Todays post is different, because for the first time I have a guest contributor.
At our Toastmasters meeting today I was speaking to my friend Michelle He about my search for greater diversity of topics on The History PM.
She mentioned that today was a special day for China, the birthday of the “May Forth Movement”.
On May 4th 1919 thousands of students took to the streets to protest the continuing shameful treatment of China by the European powers.
As part of the Versailles Treaty the former German territories in China were ceded to Japan rather than being returned to China.
Michelle promised to write something, and here it is.
Although it does not relate to project management, it was too good an opportunity to highlight a movement that is little known or appreciated in the West.
China’s May Fourth Movement. By: Michelle He
The historical significance of May the 4th goes way beyond the superficial Star Wars line “May the force be with you.” China’s May Fourth Movement during the early 20th century marked China’s transition from monarch to republic.

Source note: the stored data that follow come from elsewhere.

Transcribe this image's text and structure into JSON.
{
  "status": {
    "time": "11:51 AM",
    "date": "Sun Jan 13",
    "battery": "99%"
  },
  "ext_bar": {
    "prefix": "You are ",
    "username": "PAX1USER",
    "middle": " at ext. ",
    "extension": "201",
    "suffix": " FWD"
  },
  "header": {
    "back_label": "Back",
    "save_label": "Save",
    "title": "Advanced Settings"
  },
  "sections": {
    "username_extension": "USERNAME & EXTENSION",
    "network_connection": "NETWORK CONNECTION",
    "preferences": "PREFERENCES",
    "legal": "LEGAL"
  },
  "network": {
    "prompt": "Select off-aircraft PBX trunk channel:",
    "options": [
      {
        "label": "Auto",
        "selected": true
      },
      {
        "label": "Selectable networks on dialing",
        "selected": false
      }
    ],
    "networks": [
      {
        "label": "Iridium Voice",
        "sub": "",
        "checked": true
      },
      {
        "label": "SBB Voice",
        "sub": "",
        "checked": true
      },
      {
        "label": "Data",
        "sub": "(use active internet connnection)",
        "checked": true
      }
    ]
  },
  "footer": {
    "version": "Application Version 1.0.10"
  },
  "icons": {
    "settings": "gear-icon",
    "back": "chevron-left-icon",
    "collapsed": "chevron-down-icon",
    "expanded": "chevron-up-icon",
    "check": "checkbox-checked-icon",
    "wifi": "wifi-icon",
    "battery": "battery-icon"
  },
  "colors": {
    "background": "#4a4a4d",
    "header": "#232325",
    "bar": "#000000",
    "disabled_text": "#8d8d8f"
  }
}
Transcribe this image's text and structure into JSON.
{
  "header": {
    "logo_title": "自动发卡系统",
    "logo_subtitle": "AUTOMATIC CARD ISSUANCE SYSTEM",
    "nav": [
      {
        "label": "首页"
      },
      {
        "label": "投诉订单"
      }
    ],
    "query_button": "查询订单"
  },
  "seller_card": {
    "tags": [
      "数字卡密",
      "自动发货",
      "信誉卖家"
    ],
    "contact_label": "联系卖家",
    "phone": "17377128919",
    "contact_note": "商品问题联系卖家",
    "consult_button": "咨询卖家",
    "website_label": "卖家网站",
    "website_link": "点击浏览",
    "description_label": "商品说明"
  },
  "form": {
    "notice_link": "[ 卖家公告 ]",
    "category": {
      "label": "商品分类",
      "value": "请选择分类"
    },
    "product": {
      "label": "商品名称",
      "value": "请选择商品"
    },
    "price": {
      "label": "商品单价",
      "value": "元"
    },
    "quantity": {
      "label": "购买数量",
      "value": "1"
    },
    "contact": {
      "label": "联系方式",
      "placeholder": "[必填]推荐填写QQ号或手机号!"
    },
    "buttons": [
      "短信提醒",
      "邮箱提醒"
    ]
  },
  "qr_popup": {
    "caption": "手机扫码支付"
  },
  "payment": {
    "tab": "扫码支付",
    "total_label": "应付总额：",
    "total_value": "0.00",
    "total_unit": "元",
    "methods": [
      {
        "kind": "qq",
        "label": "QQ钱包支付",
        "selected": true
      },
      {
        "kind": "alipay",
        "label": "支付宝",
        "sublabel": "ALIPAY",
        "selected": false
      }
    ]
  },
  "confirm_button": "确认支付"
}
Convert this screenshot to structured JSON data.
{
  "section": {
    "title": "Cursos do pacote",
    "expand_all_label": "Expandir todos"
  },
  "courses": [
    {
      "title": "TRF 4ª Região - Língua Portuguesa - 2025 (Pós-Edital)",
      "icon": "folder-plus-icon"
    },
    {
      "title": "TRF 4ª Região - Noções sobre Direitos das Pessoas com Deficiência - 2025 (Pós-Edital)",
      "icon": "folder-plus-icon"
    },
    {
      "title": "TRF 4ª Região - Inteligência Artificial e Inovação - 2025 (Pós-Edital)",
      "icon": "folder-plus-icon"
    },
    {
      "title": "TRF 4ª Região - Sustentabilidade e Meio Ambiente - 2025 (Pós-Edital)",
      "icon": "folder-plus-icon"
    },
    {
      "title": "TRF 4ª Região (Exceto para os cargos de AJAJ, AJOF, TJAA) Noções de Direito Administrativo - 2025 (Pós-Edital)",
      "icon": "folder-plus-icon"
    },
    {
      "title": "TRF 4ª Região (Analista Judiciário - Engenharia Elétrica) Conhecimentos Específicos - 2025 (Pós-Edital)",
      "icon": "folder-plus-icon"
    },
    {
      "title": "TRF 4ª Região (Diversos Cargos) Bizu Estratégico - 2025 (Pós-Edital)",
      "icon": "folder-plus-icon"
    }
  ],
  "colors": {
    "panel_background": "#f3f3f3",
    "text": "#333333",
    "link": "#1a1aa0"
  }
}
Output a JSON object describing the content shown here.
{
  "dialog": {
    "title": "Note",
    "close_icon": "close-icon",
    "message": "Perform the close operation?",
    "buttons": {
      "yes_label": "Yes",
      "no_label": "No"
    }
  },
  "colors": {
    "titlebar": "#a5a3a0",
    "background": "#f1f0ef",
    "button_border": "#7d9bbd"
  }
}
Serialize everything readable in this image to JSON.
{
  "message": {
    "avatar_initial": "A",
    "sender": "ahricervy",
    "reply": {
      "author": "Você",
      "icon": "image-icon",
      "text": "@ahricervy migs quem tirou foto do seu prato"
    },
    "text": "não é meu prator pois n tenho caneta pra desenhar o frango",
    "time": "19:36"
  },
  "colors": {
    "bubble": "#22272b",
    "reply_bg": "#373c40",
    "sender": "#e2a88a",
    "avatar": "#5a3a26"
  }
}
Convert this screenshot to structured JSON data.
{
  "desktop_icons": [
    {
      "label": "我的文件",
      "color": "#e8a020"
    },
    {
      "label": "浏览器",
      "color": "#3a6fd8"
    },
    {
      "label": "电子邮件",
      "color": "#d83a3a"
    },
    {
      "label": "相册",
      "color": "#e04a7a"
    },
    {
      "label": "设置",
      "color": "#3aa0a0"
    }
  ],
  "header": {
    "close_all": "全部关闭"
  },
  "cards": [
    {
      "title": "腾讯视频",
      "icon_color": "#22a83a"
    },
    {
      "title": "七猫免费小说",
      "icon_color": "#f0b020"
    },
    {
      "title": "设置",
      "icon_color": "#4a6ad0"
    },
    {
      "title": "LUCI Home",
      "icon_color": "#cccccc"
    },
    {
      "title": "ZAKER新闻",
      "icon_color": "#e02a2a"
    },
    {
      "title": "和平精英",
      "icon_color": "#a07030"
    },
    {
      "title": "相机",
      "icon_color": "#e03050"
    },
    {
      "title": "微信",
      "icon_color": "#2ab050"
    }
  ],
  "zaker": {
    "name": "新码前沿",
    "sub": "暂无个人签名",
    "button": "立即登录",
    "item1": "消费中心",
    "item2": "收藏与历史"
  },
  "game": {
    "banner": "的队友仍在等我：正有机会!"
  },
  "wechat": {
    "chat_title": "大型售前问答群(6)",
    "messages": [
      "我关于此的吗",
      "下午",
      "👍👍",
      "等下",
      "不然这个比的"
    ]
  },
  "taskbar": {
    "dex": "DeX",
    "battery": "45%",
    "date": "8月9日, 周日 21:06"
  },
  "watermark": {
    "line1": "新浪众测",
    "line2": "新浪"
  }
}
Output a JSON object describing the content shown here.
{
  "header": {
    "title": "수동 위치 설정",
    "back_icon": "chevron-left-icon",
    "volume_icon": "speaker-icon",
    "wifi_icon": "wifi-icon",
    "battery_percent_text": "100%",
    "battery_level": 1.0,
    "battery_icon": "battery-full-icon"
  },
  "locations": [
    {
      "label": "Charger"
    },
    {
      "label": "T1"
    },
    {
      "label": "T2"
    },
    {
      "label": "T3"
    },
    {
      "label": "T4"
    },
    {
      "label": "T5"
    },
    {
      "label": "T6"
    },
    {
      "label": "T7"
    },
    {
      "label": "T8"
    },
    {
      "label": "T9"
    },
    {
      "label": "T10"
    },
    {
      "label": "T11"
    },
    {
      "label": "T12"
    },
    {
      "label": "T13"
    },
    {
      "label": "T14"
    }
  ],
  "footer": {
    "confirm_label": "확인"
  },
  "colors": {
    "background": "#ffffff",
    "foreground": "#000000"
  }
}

The last emperor of Qing Dynasty was dethroned in 1911 after the revolution. China became a republic, electing Dr. Sun Yat-sen as the first president. He was the founding father of the Nationalist Party and modern China, like the Chinese George Washington. Chinese intellectuals started the New Culture Movement in the 1910s and 1920s to denounce the “old” Chinese culture and promote a modern and western culture. They introduced science (affectionately called Mr. Sai) and democracy (affectionately called Mr. De). They simplified classical Chinese and wrote modern poems. Some of the movement leaders were Mr. Chen Duxiu and Mr. Hu Shi.
After World War I ended in 1918, at the Versailles Peace Conference, a treaty was signed to transfer the former German concessions in Shandong province to Japan. This was such a disgrace to China as it actually won the war.
On May 4, 1919, students from Peking University and other colleges in Beijing protested against this. The patriotic demonstrations spread across the country. There were also strikes and boycotts against Japanese goods in some cities. This was the famous May Fourth Movement, which originated from the New Culture Movement. Now May 4th is the National Youth Day in China and my alma mater Peking University’s anniversary.
As I reflect on the Chinese history from a century ago, I have to ponder if the Chinese intellectuals made the right choice. There were really two choices – communism or conservatism. The Chinese were enamored by the French Revolution and the Bolshevik Revolution that overthrew their monarch and promised a utopia for their citizens. The Chinese translation for conservatism sounds negative. People wanted to be cool. In July 1921, Chinese Communist Party (CCP) was formed by some of the New Culture Movement leaders like Chen Duxiu. Communism promised eliminating injustice, corruption and selfishness. There will be no classes or barriers. We would all be equal. It sounds very appealing. Chinese intellectuals fell in love with this ideal, hoping to reform China. But 100 years later, have they brought heaven on earth? Have they conquered everything? Apparently, they can’t even conquer the tiny corona virus.
Conservatism, on the other hand, recognizes that human beings are not perfect, and we cannot eliminate the evil side of human nature. Instead of fighting the losing battle of turning people into angels, conservatives focus on building a society that minimizes the damages from people’s evil actions. The American political system of separation of power tried to put in check and balance and limit a government’s power. Because conservatism values traditions, it was also less popular in China during the early 20th century. The Chinese Communist Party certainly destroyed the old world, but is their new world much better? Has it really achieved fairness, equality and prosperity for everyone? How many good intentions have caused bad results? The other New Culture Movement leader Mr. Hu Shi chose conservatism. His famous saying was “more research on problems, less discussion on isms”. After CCP gained power in China in 1949, Mr. Hu followed the Nationalist party to Taiwan.